Hamlet: Ophelia and Gertrude Ophelia and Gertrude, two different women who seem to be trapped in the same situation when it comes to Hamlet. Gertrude, Hamlet's mother and the Queen of Denmark is married to Claudius, who is suspected by Hamlet to have killed his father, King Hamlet, who is Claudius's brother. Gertrude ended up in the plot of King Hamlet's death and in the eyes of her son, is a monster and helped with the murder. Ophelia, the daughter of Polonius who is the King's counselor and is later killed in the play and has forbidden his daughter to see Hamlet. She truly loves Hamlet and is devastated when he disowns her and pretends to be mad.
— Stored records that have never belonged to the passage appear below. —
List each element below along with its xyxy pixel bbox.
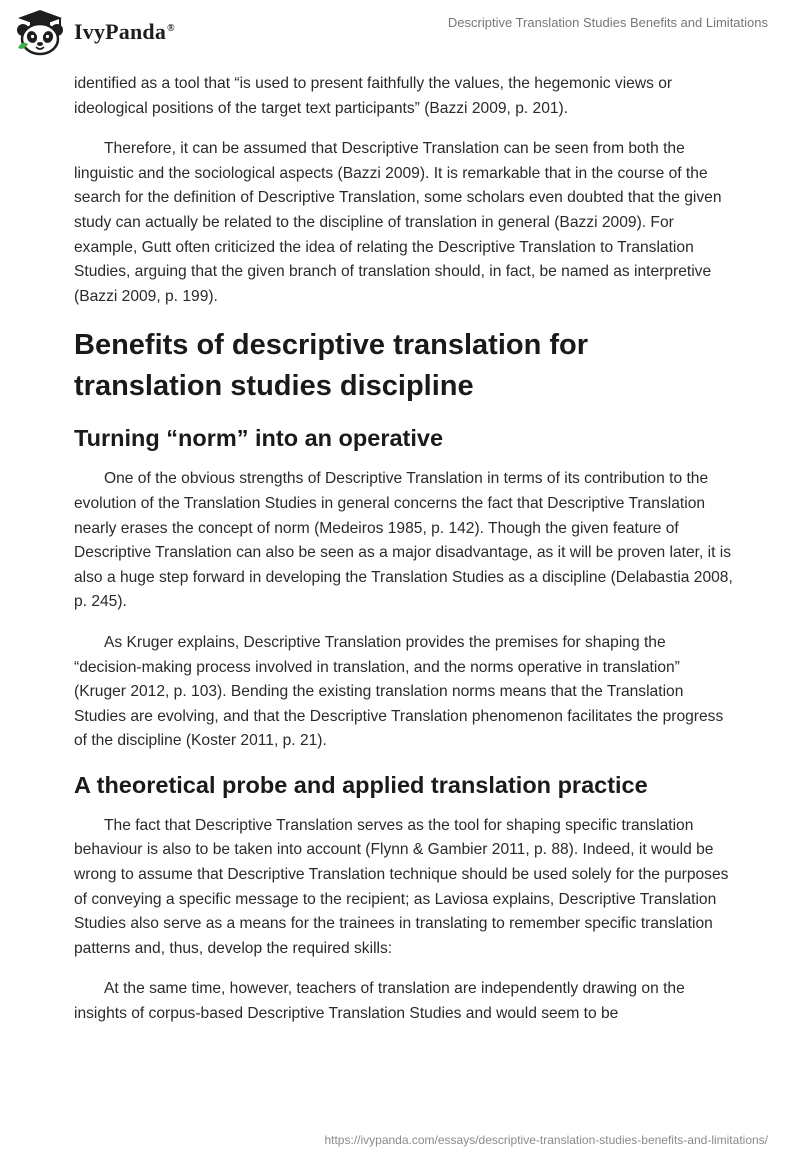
paragraph: Therefore, it can be assumed that Descriptive Translation can be seen from both the linguistic and the sociological aspects (Bazzi 2009). It is remarkable that in the course of the search for the definition of Descriptive Translation, some scholars even doubted that the given study can actually be related to the discipline of translation in general (Bazzi 2009). For example, Gutt often criticized the idea of relating the Descriptive Translation to Translation Studies, arguing that the given branch of translation should, in fact, be named as interpretive (Bazzi 2009, p. 199). [74,140,722,305]
paragraph: One of the obvious strengths of Descriptive Translation in terms of its contribution to the evolution of the Translation Studies in general concerns the fact that Descriptive Translation nearly erases the concept of norm (Medeiros 1985, p. 142). Though the given feature of Descriptive Translation can also be seen as a major disadvantage, as it will be proven later, it is also a huge step forward in developing the Translation Studies as a discipline (Delabastia 2008, p. 245). [74,470,733,611]
paragraph: The fact that Descriptive Translation serves as the tool for shaping specific translation behaviour is also to be taken into account (Flynn & Gambier 2011, p. 88). Indeed, it would be wrong to assume that Descriptive Translation technique should be used solely for the purposes of conveying a specific message to the recipient; as Laviosa explains, Descriptive Translation Studies also serve as a means for the trainees in translating to remember specific translation patterns and, thus, develop the required skills: [74,816,729,957]
registered-mark: ® [167,22,175,34]
subsection-heading: A theoretical probe and applied translation practice [74,771,648,798]
brand-name: IvyPanda® [74,19,175,44]
section-heading: Benefits of descriptive translation for translation studies discipline [74,329,589,403]
paragraph: identified as a tool that “is used to present faithfully the values, the hegemonic views or ideological positions of the target text participants” (Bazzi 2009, p. 201). [74,75,673,117]
subsection-heading: Turning “norm” into an operative [74,425,444,452]
brand-logo[interactable] [14,8,175,56]
paragraph: At the same time, however, teachers of translation are independently drawing on the insights of corpus-based Descriptive Translation Studies and would seem to be [74,980,685,1023]
page-header [0,0,800,62]
paragraph: As Kruger explains, Descriptive Translation provides the premises for shaping the “decision-making process involved in translation, and the norms operative in translation” (Kruger 2012, p. 103). Bending the existing translation norms means that the Translation Studies are evolving, and that the Descriptive Translation phenomenon facilitates the progress of the discipline (Koster 2011, p. 21). [74,633,724,750]
article-body [74,72,734,1043]
source-url-link[interactable]: https://ivypanda.com/essays/descriptive-translation-studies-benefits-and-limitations/ [324,1133,768,1147]
document-title: Descriptive Translation Studies Benefits and Limitations [447,15,768,30]
panda-graduate-icon [14,8,66,56]
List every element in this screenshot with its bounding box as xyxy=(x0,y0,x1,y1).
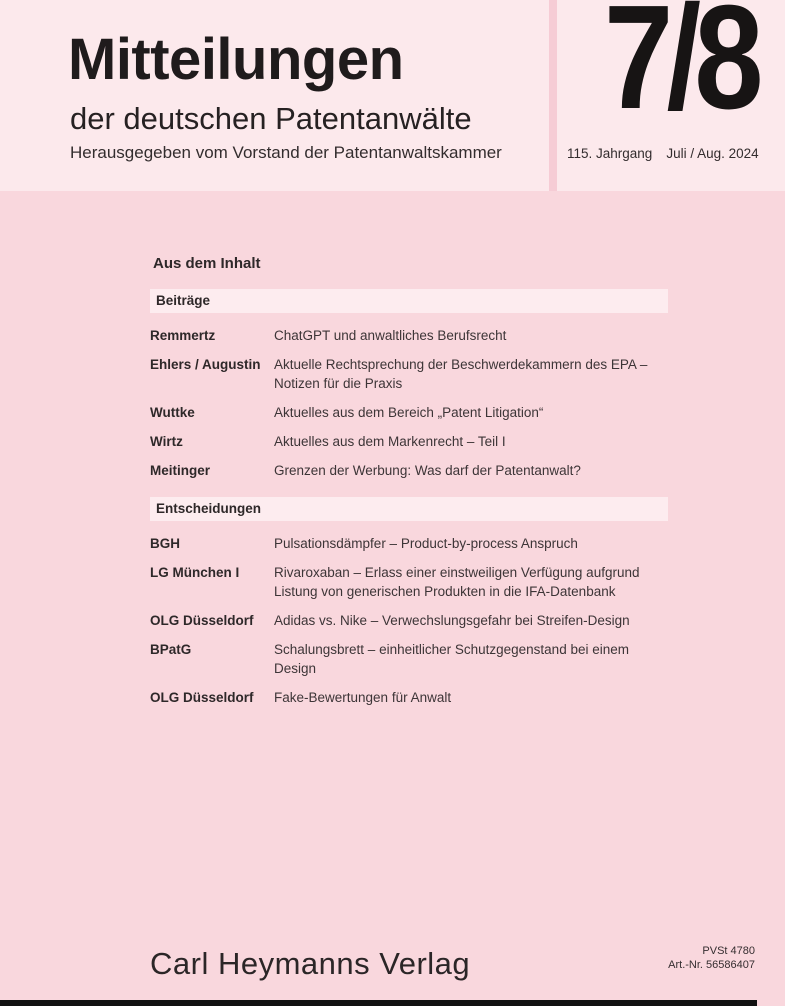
toc-author: Remmertz xyxy=(150,328,216,343)
toc-title: Schalungsbrett – einheitlicher Schutzgegenstand bei einem Design xyxy=(274,642,629,676)
volume-label: 115. Jahrgang xyxy=(567,146,653,161)
masthead-left-panel xyxy=(0,0,549,191)
toc-court: BGH xyxy=(150,536,180,551)
issue-meta xyxy=(567,146,759,161)
toc-title: Aktuelles aus dem Markenrecht – Teil I xyxy=(274,434,506,449)
section-label: Beiträge xyxy=(156,293,211,308)
journal-subtitle: der deutschen Patentanwälte xyxy=(70,101,472,136)
toc-court: OLG Düsseldorf xyxy=(150,690,254,705)
toc-rows-entscheidungen xyxy=(150,534,668,707)
toc-court: LG München I xyxy=(150,565,240,580)
toc-author: Wirtz xyxy=(150,434,183,449)
toc-heading: Aus dem Inhalt xyxy=(153,255,261,272)
toc-court: OLG Düsseldorf xyxy=(150,613,254,628)
toc-row xyxy=(150,326,668,345)
article-number: Art.-Nr. 56586407 xyxy=(668,959,755,971)
section-band-entscheidungen xyxy=(150,497,668,521)
pvst-number: PVSt 4780 xyxy=(702,945,755,957)
section-label: Entscheidungen xyxy=(156,501,262,516)
toc-row xyxy=(150,640,668,678)
postal-info xyxy=(668,944,755,972)
page-edge-strip xyxy=(0,1000,757,1006)
table-of-contents xyxy=(150,255,668,717)
toc-court: BPatG xyxy=(150,642,192,657)
toc-title: Pulsationsdämpfer – Product-by-process Anspruch xyxy=(274,536,578,551)
toc-author: Wuttke xyxy=(150,405,195,420)
toc-title: Grenzen der Werbung: Was darf der Patentanwalt? xyxy=(274,463,581,478)
toc-row xyxy=(150,534,668,553)
journal-title: Mitteilungen xyxy=(68,27,404,92)
publisher-name: Carl Heymanns Verlag xyxy=(150,946,471,981)
toc-author: Meitinger xyxy=(150,463,211,478)
toc-title: Aktuelles aus dem Bereich „Patent Litigation“ xyxy=(274,405,544,420)
toc-title: Rivaroxaban – Erlass einer einstweiligen Verfügung aufgrund Listung von generischen Produkten in die IFA-Datenbank xyxy=(274,565,640,599)
issue-date: Juli / Aug. 2024 xyxy=(666,146,759,161)
toc-row xyxy=(150,403,668,422)
toc-title: ChatGPT und anwaltliches Berufsrecht xyxy=(274,328,507,343)
toc-row xyxy=(150,355,668,393)
toc-rows-beitraege xyxy=(150,326,668,480)
toc-row xyxy=(150,611,668,630)
section-band-beitraege xyxy=(150,289,668,313)
toc-author: Ehlers / Augustin xyxy=(150,357,261,372)
toc-title: Fake-Bewertungen für Anwalt xyxy=(274,690,452,705)
toc-title: Adidas vs. Nike – Verwechslungsgefahr bei Streifen-Design xyxy=(274,613,630,628)
toc-row xyxy=(150,563,668,601)
toc-row xyxy=(150,461,668,480)
publisher-line: Herausgegeben vom Vorstand der Patentanwaltskammer xyxy=(70,143,502,162)
toc-row xyxy=(150,432,668,451)
toc-title: Aktuelle Rechtsprechung der Beschwerdekammern des EPA – Notizen für die Praxis xyxy=(274,357,648,391)
issue-number: 7/8 xyxy=(604,0,757,140)
toc-row xyxy=(150,688,668,707)
masthead-divider xyxy=(549,0,557,191)
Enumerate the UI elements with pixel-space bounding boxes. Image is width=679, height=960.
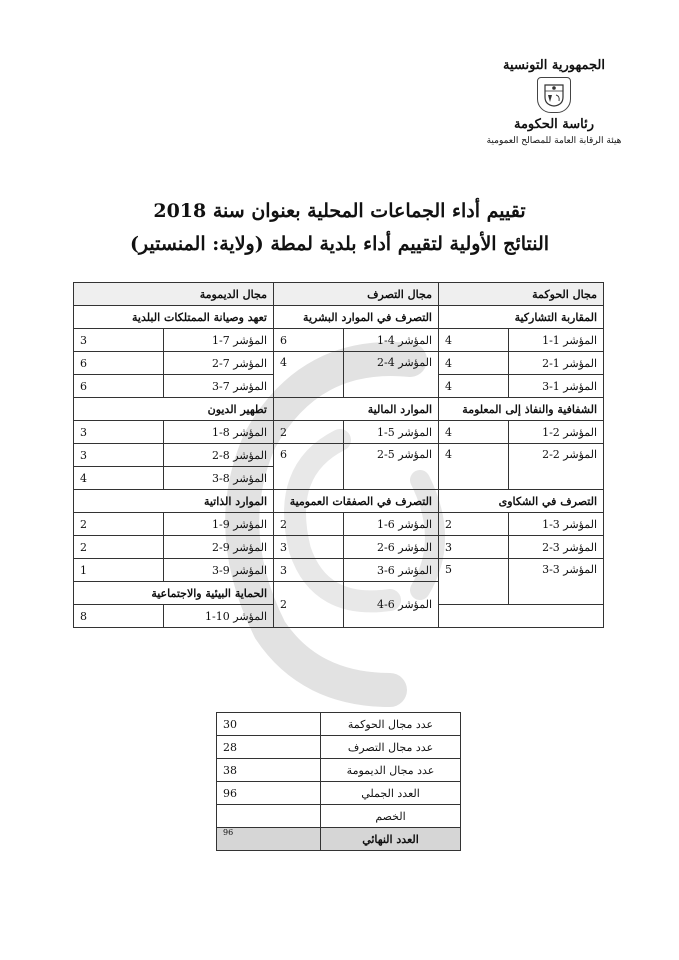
- indicator-value: 6: [74, 375, 164, 398]
- score-value: 28: [217, 736, 321, 759]
- indicator-label: المؤشر 3-1: [509, 513, 604, 536]
- indicator-value: 4: [274, 352, 344, 398]
- indicator-label: المؤشر 9-3: [164, 559, 274, 582]
- indicator-label: المؤشر 10-1: [164, 605, 274, 628]
- indicator-label: المؤشر 9-1: [164, 513, 274, 536]
- indicator-value: 3: [439, 536, 509, 559]
- indicator-value: 4: [439, 329, 509, 352]
- indicator-label: المؤشر 4-2: [344, 352, 439, 398]
- indicator-value: 2: [274, 421, 344, 444]
- indicator-value: 4: [439, 352, 509, 375]
- section-participatory: المقاربة التشاركية: [439, 306, 604, 329]
- indicator-label: المؤشر 3-3: [509, 559, 604, 605]
- indicator-value: 8: [74, 605, 164, 628]
- score-label: عدد مجال الحوكمة: [321, 713, 461, 736]
- indicator-label: المؤشر 6-2: [344, 536, 439, 559]
- score-label: الخصم: [321, 805, 461, 828]
- score-value: 38: [217, 759, 321, 782]
- indicator-label: المؤشر 7-2: [164, 352, 274, 375]
- final-score-value: 96: [217, 828, 321, 851]
- section-hr: التصرف في الموارد البشرية: [274, 306, 439, 329]
- indicator-value: 4: [439, 375, 509, 398]
- score-summary-table: [216, 712, 461, 851]
- indicator-value: 6: [274, 444, 344, 490]
- section-debt: تطهير الديون: [74, 398, 274, 421]
- indicator-label: المؤشر 2-1: [509, 421, 604, 444]
- indicator-label: المؤشر 5-1: [344, 421, 439, 444]
- section-transparency: الشفافية والنفاذ إلى المعلومة: [439, 398, 604, 421]
- indicator-value: 2: [74, 513, 164, 536]
- domain-governance-header: مجال الحوكمة: [439, 283, 604, 306]
- indicator-value: 3: [74, 421, 164, 444]
- indicator-value: 2: [74, 536, 164, 559]
- indicator-value: 4: [74, 467, 164, 490]
- indicator-value: 5: [439, 559, 509, 605]
- page-subtitle: النتائج الأولية لتقييم أداء بلدية لمطة (ولاية: المنستير): [129, 233, 550, 255]
- tunisia-emblem-icon: [537, 77, 571, 113]
- indicator-label: المؤشر 6-3: [344, 559, 439, 582]
- indicator-value: 1: [74, 559, 164, 582]
- indicator-label: المؤشر 1-3: [509, 375, 604, 398]
- indicator-label: المؤشر 1-1: [509, 329, 604, 352]
- indicator-value: 4: [439, 421, 509, 444]
- indicator-label: المؤشر 2-2: [509, 444, 604, 490]
- indicator-value: 2: [439, 513, 509, 536]
- indicator-label: المؤشر 6-1: [344, 513, 439, 536]
- section-procurement: التصرف في الصفقات العمومية: [274, 490, 439, 513]
- empty-cell: [439, 605, 604, 628]
- domain-sustainability-header: مجال الديمومة: [74, 283, 274, 306]
- domain-spending-header: مجال التصرف: [274, 283, 439, 306]
- score-label: العدد الجملي: [321, 782, 461, 805]
- score-label: عدد مجال التصرف: [321, 736, 461, 759]
- letterhead: [469, 58, 639, 146]
- indicator-value: 3: [74, 444, 164, 467]
- indicator-label: المؤشر 8-2: [164, 444, 274, 467]
- agency-name: هيئة الرقابة العامة للمصالح العمومية: [486, 136, 622, 146]
- score-value: [217, 805, 321, 828]
- indicator-value: 4: [439, 444, 509, 490]
- indicator-label: المؤشر 8-3: [164, 467, 274, 490]
- government-name: رئاسة الحكومة: [513, 117, 595, 132]
- section-own-resources: الموارد الذاتية: [74, 490, 274, 513]
- indicator-value: 2: [274, 582, 344, 628]
- indicator-label: المؤشر 7-3: [164, 375, 274, 398]
- indicator-label: المؤشر 1-2: [509, 352, 604, 375]
- indicator-value: 2: [274, 513, 344, 536]
- indicator-label: المؤشر 3-2: [509, 536, 604, 559]
- section-maintenance: تعهد وصيانة الممتلكات البلدية: [74, 306, 274, 329]
- results-table: [73, 282, 604, 628]
- indicator-label: المؤشر 8-1: [164, 421, 274, 444]
- score-label: عدد مجال الديمومة: [321, 759, 461, 782]
- indicator-value: 3: [274, 559, 344, 582]
- final-score-label: العدد النهائي: [321, 828, 461, 851]
- indicator-label: المؤشر 9-2: [164, 536, 274, 559]
- indicator-label: المؤشر 6-4: [344, 582, 439, 628]
- score-value: 96: [217, 782, 321, 805]
- section-complaints: التصرف في الشكاوى: [439, 490, 604, 513]
- indicator-label: المؤشر 4-1: [344, 329, 439, 352]
- section-financial: الموارد المالية: [274, 398, 439, 421]
- page-title: تقييم أداء الجماعات المحلية بعنوان سنة 2018: [153, 200, 526, 222]
- score-value: 30: [217, 713, 321, 736]
- republic-name: الجمهورية التونسية: [503, 58, 605, 73]
- indicator-label: المؤشر 5-2: [344, 444, 439, 490]
- section-environment: الحماية البيئية والاجتماعية: [74, 582, 274, 605]
- indicator-value: 6: [74, 352, 164, 375]
- indicator-value: 6: [274, 329, 344, 352]
- indicator-value: 3: [274, 536, 344, 559]
- indicator-label: المؤشر 7-1: [164, 329, 274, 352]
- indicator-value: 3: [74, 329, 164, 352]
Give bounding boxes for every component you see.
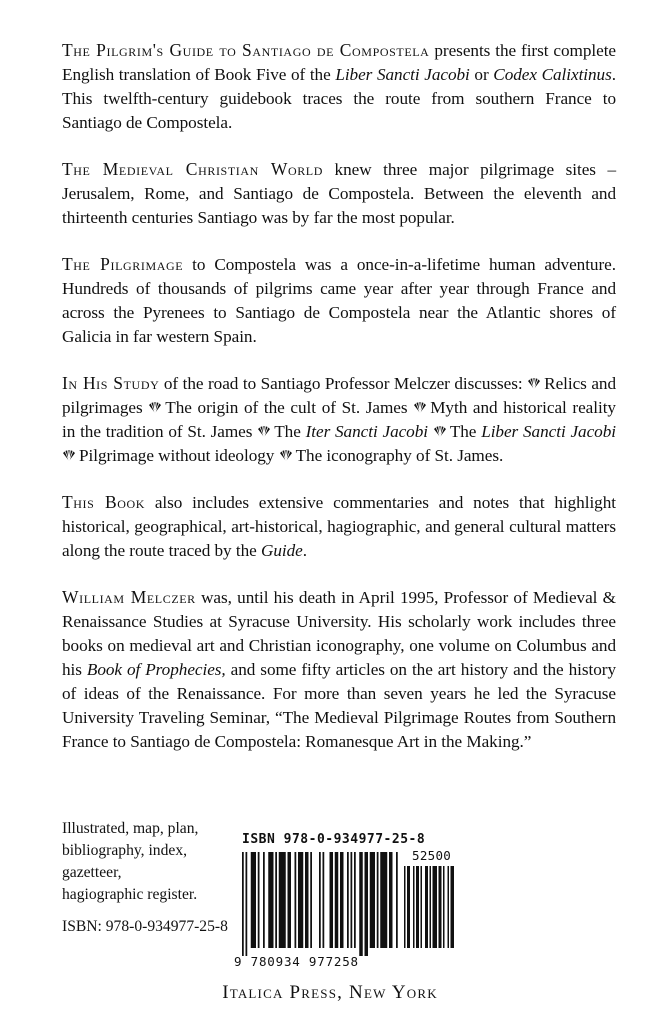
price-barcode-bars bbox=[404, 866, 454, 956]
details-line: bibliography, index, bbox=[62, 842, 188, 859]
italic-title: Book of Prophecies, bbox=[86, 660, 226, 679]
list-item: The bbox=[274, 422, 306, 441]
list-item: Relics and pilgrimages bbox=[62, 374, 617, 417]
paragraph-author bbox=[62, 585, 616, 754]
scallop-shell-icon bbox=[279, 449, 293, 462]
text: also includes extensive commentaries and notes that highlight historical, geographical, art-historical, hagiographic, and general cultural matters along the route traced by the bbox=[62, 493, 616, 560]
text: to Compostela was a once-in-a-lifetime human adventure. Hundreds of thousands of pilgrims came year after year through France and across the Pyrenees to Santiago de Compostela near the Atlantic shores of Galicia in far western Spain. bbox=[62, 255, 616, 346]
paragraph-book bbox=[62, 490, 616, 563]
text: of the road to Santiago Professor Melczer discusses: bbox=[159, 374, 523, 393]
list-item: Myth and historical reality in the tradition of St. James bbox=[62, 398, 616, 441]
text: presents the first complete English translation of Book Five of the bbox=[62, 41, 617, 84]
barcode-digits: 9 780934 977258 bbox=[234, 954, 359, 969]
barcode bbox=[234, 832, 452, 974]
bottom-section bbox=[62, 818, 616, 968]
paragraph-pilgrimage bbox=[62, 252, 616, 349]
paragraph-study bbox=[62, 371, 616, 468]
scallop-shell-icon bbox=[433, 425, 447, 438]
details-line: Illustrated, map, plan, bbox=[62, 820, 199, 837]
book-details bbox=[62, 818, 242, 938]
lead-author: William Melczer bbox=[62, 587, 196, 607]
back-cover-text bbox=[62, 38, 616, 776]
text: or bbox=[469, 65, 494, 84]
italic-title: Liber Sancti Jacobi bbox=[335, 65, 470, 84]
barcode-price-code: 52500 bbox=[412, 848, 452, 863]
text: . bbox=[302, 541, 307, 560]
italic-title: Codex Calixtinus bbox=[493, 65, 612, 84]
list-item: The iconography of St. James. bbox=[295, 446, 504, 465]
text: was, until his death in April 1995, Professor of Medieval & Renaissance Studies at Syracuse University. His scholarly work includes three books on medieval art and Christian iconography, one volume on Columbus and his bbox=[62, 588, 616, 679]
text: . This twelfth-century guidebook traces the route from southern France to Santiago de Compostela. bbox=[62, 65, 616, 132]
scallop-shell-icon bbox=[413, 401, 427, 414]
lead-book: This Book bbox=[62, 492, 146, 512]
text: and some fifty articles on the art history and the history of ideas of the Renaissance. For more than seven years he led the Syracuse University Traveling Seminar, “The Medieval Pilgrimage Routes from Southern France to Santiago de Compostela: Romanesque Art in the Making.” bbox=[62, 660, 616, 751]
scallop-shell-icon bbox=[257, 425, 271, 438]
scallop-shell-icon bbox=[62, 449, 76, 462]
italic-title: Liber Sancti Jacobi bbox=[481, 422, 616, 441]
barcode-isbn-label: ISBN 978-0-934977-25-8 bbox=[242, 832, 426, 847]
list-item: The origin of the cult of St. James bbox=[165, 398, 408, 417]
paragraph-guide bbox=[62, 38, 616, 135]
publisher: Italica Press, New York bbox=[222, 982, 438, 1003]
lead-pilgrimage: The Pilgrimage bbox=[62, 254, 184, 274]
lead-study: In His Study bbox=[62, 373, 160, 393]
scallop-shell-icon bbox=[148, 401, 162, 414]
scallop-shell-icon bbox=[527, 377, 541, 390]
lead-medieval-world: The Medieval Christian World bbox=[62, 159, 324, 179]
italic-title: Guide bbox=[260, 541, 303, 560]
list-item: Pilgrimage without ideology bbox=[79, 446, 275, 465]
italic-title: Iter Sancti Jacobi bbox=[305, 422, 428, 441]
ean-barcode-bars bbox=[242, 852, 398, 956]
list-item: The bbox=[449, 422, 482, 441]
details-line: hagiographic register. bbox=[62, 886, 198, 903]
details-isbn: ISBN: 978-0-934977-25-8 bbox=[62, 918, 228, 935]
text: knew three major pilgrimage sites – Jerusalem, Rome, and Santiago de Compostela. Between the eleventh and thirteenth centuries Santiago was by far the most popular. bbox=[62, 160, 616, 227]
details-line: gazetteer, bbox=[62, 864, 122, 881]
lead-guide: The Pilgrim's Guide to Santiago de Compostela bbox=[62, 40, 430, 60]
paragraph-medieval-world bbox=[62, 157, 616, 230]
Gerturde has somehow ended up in the plot of King Hamlet's death and in the eyes of her son, seems to be a monster and an aide to an adulterating deed. Ophelia, the daughter of Polonius who is the King's trusted councilor and is later killed in the play and he forbids his daughter to see Hamlet because of the possibility that he beseech her name and her virginity. She truly loves Hamlet and is devastated when he shuns her and pretends to be mad. Hamlet's treatment towards these two women shapes and brings life to their characters and eventually bring s an end to their characters as well. Gertrude is a kind and loving mother.
Motte, Brunhild de la. "Shakespeare's 'Happy Endings' for Women." Nature, Society, and Thought 1:1 (1987): 27-36. Shakespeare, William. Measure for Measure.